As our original quest is to improve the efficiency of our power subsystems, it is the power switch that has most impact, and here mostly these three effects (gate drive, switching and conduction losses) that offer a path to improvement. So what's new? The picture below shows the path across various device structures from planar to vertical and super junction MOSFETs.

Click on image to enlarge.

The picture above shows the classical planar MOSFET like above, in comparison the picture on the right shows a super junction MOSFET produced with multiple epitaxial layers.

Moore's law is unfortunately not applicable here. As lithographic equipment improves, device structures can be reduced and more active transistors can be squeezed in the same area. But two effects limit this: First, the electric field must remain below a certain strength, else the device structures will break down internally. Second, should an overvoltage be applied to the device, it is desirable to absorb the energy in a controlled way, requiring not only specific structures but also enough silicon volume to not destroy the device.

But not everything is bad. With the reduction in size of the individual transistor cells (usually arranged in stripes), the on-resistance could be vastly improved. So, for a given RDSON value, the chip became much smaller and more cost-efficient, but also required less gate drive power (this was also driven by improved device structures that reduce the internal capacitances at the gate). Today, a power MOSFET with a breakdown voltage of 600V at an on-resistance of less than 85mOhm (in a TO220 package) is possible, and that will reduce power losses in that particular spot more than 2x over previous generations.

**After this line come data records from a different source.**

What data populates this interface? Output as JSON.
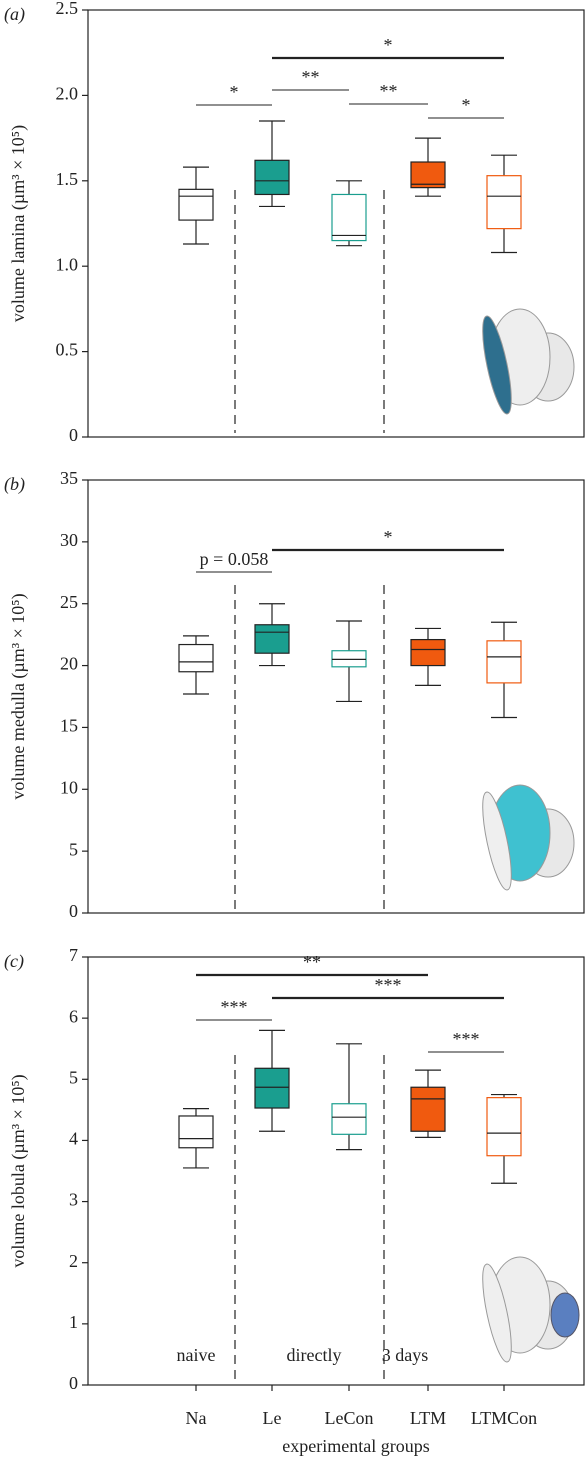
{
  "chart_data": [
    {
      "type": "box",
      "panel_label": "(a)",
      "y_label": "volume lamina  (µm³ × 10⁵)",
      "ylim": [
        0,
        2.5
      ],
      "yticks": [
        0,
        0.5,
        {
          "value": 1,
          "label": "1.0"
        },
        1.5,
        {
          "value": 2,
          "label": "2.0"
        },
        2.5
      ],
      "boxes": [
        {
          "low": 1.13,
          "q1": 1.27,
          "median": 1.41,
          "q3": 1.45,
          "high": 1.58,
          "fill": "#ffffff",
          "edge": "#222222"
        },
        {
          "low": 1.35,
          "q1": 1.42,
          "median": 1.5,
          "q3": 1.62,
          "high": 1.85,
          "fill": "#1a9e8f",
          "edge": "#222222"
        },
        {
          "low": 1.12,
          "q1": 1.15,
          "median": 1.18,
          "q3": 1.42,
          "high": 1.5,
          "fill": "#ffffff",
          "edge": "#1a9e8f"
        },
        {
          "low": 1.41,
          "q1": 1.46,
          "median": 1.48,
          "q3": 1.61,
          "high": 1.75,
          "fill": "#f05a0f",
          "edge": "#222222"
        },
        {
          "low": 1.08,
          "q1": 1.22,
          "median": 1.41,
          "q3": 1.53,
          "high": 1.65,
          "fill": "#ffffff",
          "edge": "#f05a0f"
        }
      ],
      "annotations": [
        {
          "from": 0,
          "to": 1,
          "label": "*"
        },
        {
          "from": 1,
          "to": 4,
          "label": "*"
        },
        {
          "from": 1,
          "to": 2,
          "label": "**"
        },
        {
          "from": 2,
          "to": 3,
          "label": "**"
        },
        {
          "from": 3,
          "to": 4,
          "label": "*"
        }
      ]
    },
    {
      "type": "box",
      "panel_label": "(b)",
      "y_label": "volume medulla (µm³ × 10⁵)",
      "ylim": [
        0,
        35
      ],
      "yticks": [
        0,
        5,
        10,
        15,
        20,
        25,
        30,
        35
      ],
      "boxes": [
        {
          "low": 17.7,
          "q1": 19.5,
          "median": 20.3,
          "q3": 21.7,
          "high": 22.4,
          "fill": "#ffffff",
          "edge": "#222222"
        },
        {
          "low": 20.0,
          "q1": 21.0,
          "median": 22.7,
          "q3": 23.3,
          "high": 25.0,
          "fill": "#1a9e8f",
          "edge": "#222222"
        },
        {
          "low": 17.1,
          "q1": 19.9,
          "median": 20.5,
          "q3": 21.2,
          "high": 23.6,
          "fill": "#ffffff",
          "edge": "#1a9e8f"
        },
        {
          "low": 18.4,
          "q1": 20.0,
          "median": 21.3,
          "q3": 22.1,
          "high": 23.0,
          "fill": "#f05a0f",
          "edge": "#222222"
        },
        {
          "low": 15.8,
          "q1": 18.6,
          "median": 20.7,
          "q3": 22.0,
          "high": 23.5,
          "fill": "#ffffff",
          "edge": "#f05a0f"
        }
      ],
      "annotations": [
        {
          "from": 0,
          "to": 1,
          "label": "p = 0.058"
        },
        {
          "from": 1,
          "to": 4,
          "label": "*"
        }
      ]
    },
    {
      "type": "box",
      "panel_label": "(c)",
      "y_label": "volume lobula (µm³ × 10⁵)",
      "x_label": "experimental groups",
      "categories": [
        "Na",
        "Le",
        "LeCon",
        "LTM",
        "LTMCon"
      ],
      "group_labels": [
        "naive",
        "directly",
        "3 days"
      ],
      "ylim": [
        0,
        7
      ],
      "yticks": [
        0,
        1,
        2,
        3,
        4,
        5,
        6,
        7
      ],
      "boxes": [
        {
          "low": 3.55,
          "q1": 3.88,
          "median": 4.03,
          "q3": 4.4,
          "high": 4.52,
          "fill": "#ffffff",
          "edge": "#222222"
        },
        {
          "low": 4.15,
          "q1": 4.53,
          "median": 4.87,
          "q3": 5.18,
          "high": 5.8,
          "fill": "#1a9e8f",
          "edge": "#222222"
        },
        {
          "low": 3.85,
          "q1": 4.1,
          "median": 4.38,
          "q3": 4.6,
          "high": 5.58,
          "fill": "#ffffff",
          "edge": "#1a9e8f"
        },
        {
          "low": 4.05,
          "q1": 4.15,
          "median": 4.68,
          "q3": 4.87,
          "high": 5.15,
          "fill": "#f05a0f",
          "edge": "#222222"
        },
        {
          "low": 3.3,
          "q1": 3.75,
          "median": 4.12,
          "q3": 4.7,
          "high": 4.75,
          "fill": "#ffffff",
          "edge": "#f05a0f"
        }
      ],
      "annotations": [
        {
          "from": 0,
          "to": 3,
          "label": "**"
        },
        {
          "from": 0,
          "to": 1,
          "label": "***"
        },
        {
          "from": 1,
          "to": 4,
          "label": "***"
        },
        {
          "from": 3,
          "to": 4,
          "label": "***"
        }
      ]
    }
  ]
}
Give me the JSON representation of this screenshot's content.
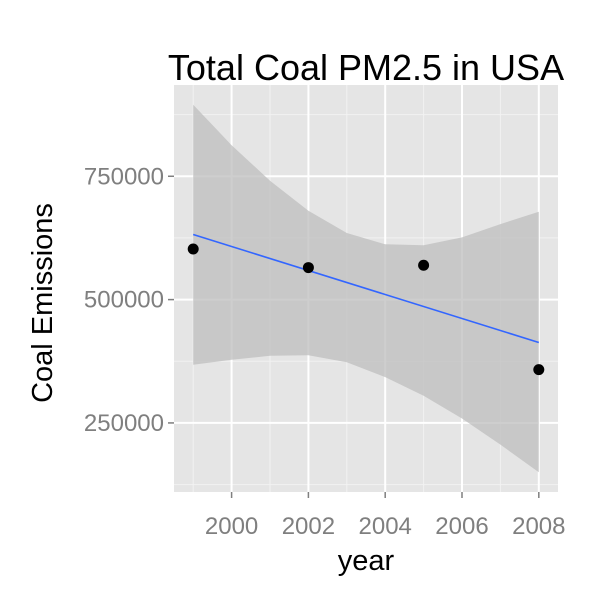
{
  "chart_data": {
    "type": "scatter",
    "title": "Total Coal PM2.5 in USA",
    "xlabel": "year",
    "ylabel": "Coal Emissions",
    "xlim": [
      1998.5,
      2008.5
    ],
    "ylim": [
      110000,
      935000
    ],
    "x_ticks": [
      2000,
      2002,
      2004,
      2006,
      2008
    ],
    "x_tick_labels": [
      "2000",
      "2002",
      "2004",
      "2006",
      "2008"
    ],
    "y_ticks": [
      250000,
      500000,
      750000
    ],
    "y_tick_labels": [
      "250000",
      "500000",
      "750000"
    ],
    "grid": true,
    "points": [
      {
        "x": 1999,
        "y": 602624
      },
      {
        "x": 2002,
        "y": 564940
      },
      {
        "x": 2005,
        "y": 569655
      },
      {
        "x": 2008,
        "y": 358084
      }
    ],
    "trend_line": {
      "x": [
        1999,
        2008
      ],
      "y": [
        632000,
        413000
      ]
    },
    "confidence_band": {
      "x": [
        1999,
        2000,
        2001,
        2002,
        2003,
        2004,
        2005,
        2006,
        2007,
        2008
      ],
      "upper": [
        895000,
        813000,
        741000,
        680000,
        635000,
        612000,
        610000,
        626000,
        653000,
        678000
      ],
      "lower": [
        368000,
        378000,
        386000,
        387000,
        373000,
        343000,
        305000,
        259000,
        206000,
        150000
      ]
    },
    "colors": {
      "panel": "#e5e5e5",
      "grid_major": "#ffffff",
      "grid_minor": "#f2f2f2",
      "band": "#bdbdbd",
      "line": "#3366ff",
      "point": "#000000",
      "tick": "#7f7f7f"
    }
  }
}
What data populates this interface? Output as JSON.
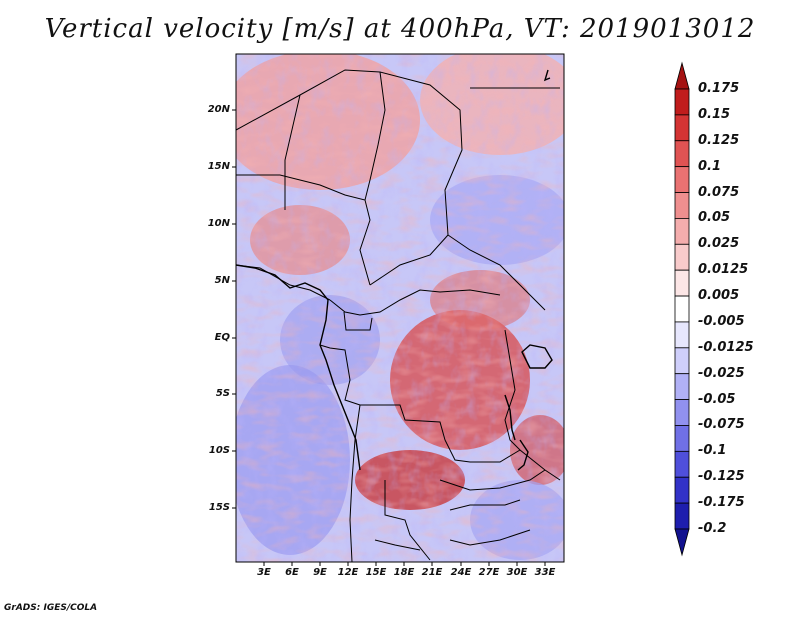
{
  "title": "Vertical velocity [m/s] at 400hPa, VT: 2019013012",
  "footer": "GrADS: IGES/COLA",
  "map": {
    "lat_labels": [
      "20N",
      "15N",
      "10N",
      "5N",
      "EQ",
      "5S",
      "10S",
      "15S"
    ],
    "lon_labels": [
      "3E",
      "6E",
      "9E",
      "12E",
      "15E",
      "18E",
      "21E",
      "24E",
      "27E",
      "30E",
      "33E"
    ]
  },
  "colorbar": {
    "labels": [
      "0.175",
      "0.15",
      "0.125",
      "0.1",
      "0.075",
      "0.05",
      "0.025",
      "0.0125",
      "0.005",
      "-0.005",
      "-0.0125",
      "-0.025",
      "-0.05",
      "-0.075",
      "-0.1",
      "-0.125",
      "-0.175",
      "-0.2"
    ],
    "colors": [
      "#a51212",
      "#c01c1c",
      "#d43434",
      "#e05353",
      "#e97272",
      "#ef8f8f",
      "#f4adad",
      "#f8cbcb",
      "#fce6e6",
      "#ffffff",
      "#e7e7fd",
      "#cfcffb",
      "#b1b1f6",
      "#9191ef",
      "#7070e6",
      "#4f4fdb",
      "#3232c8",
      "#1e1eae",
      "#12128f"
    ]
  }
}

A significant further improvement came with reducing the resistance of the bulk semiconductor material in the vertical transistor. In a power MOSFET, most of the action happens in just a few micrometers from the surface, and the thickness is just required for mechanical handling and to allow the depletion zone to stretch into the device depth, to not exceed the maximum electrical field strength. It is not surprising that significant development has taken place in making the wafers thinner, involving improved handling, to get rid of that unwanted resistance in the current path. In the newer device structures called "super-junction" MOSFET, the n-doping of the device is increased to reduce this resistance even further, and that is offset with p-doping brought into the bulk of the device so that the overall charge balance is preserved.

In the case of IGBTs, applying trench technology to reduce the size of the on-chip lateral isolation structures helps to reduce the chip size while maintaining performance. But these trenches need to support significant isolation voltages, so this technological step was not easy to achieve. The result is 25% lower conduction losses, and 8% lower switching losses, compared to previous generations. For heating applications, the widespread use of IGBT-based induction heaters then allowed to improve the efficiency from approx. 40% (with gas) to over 90%.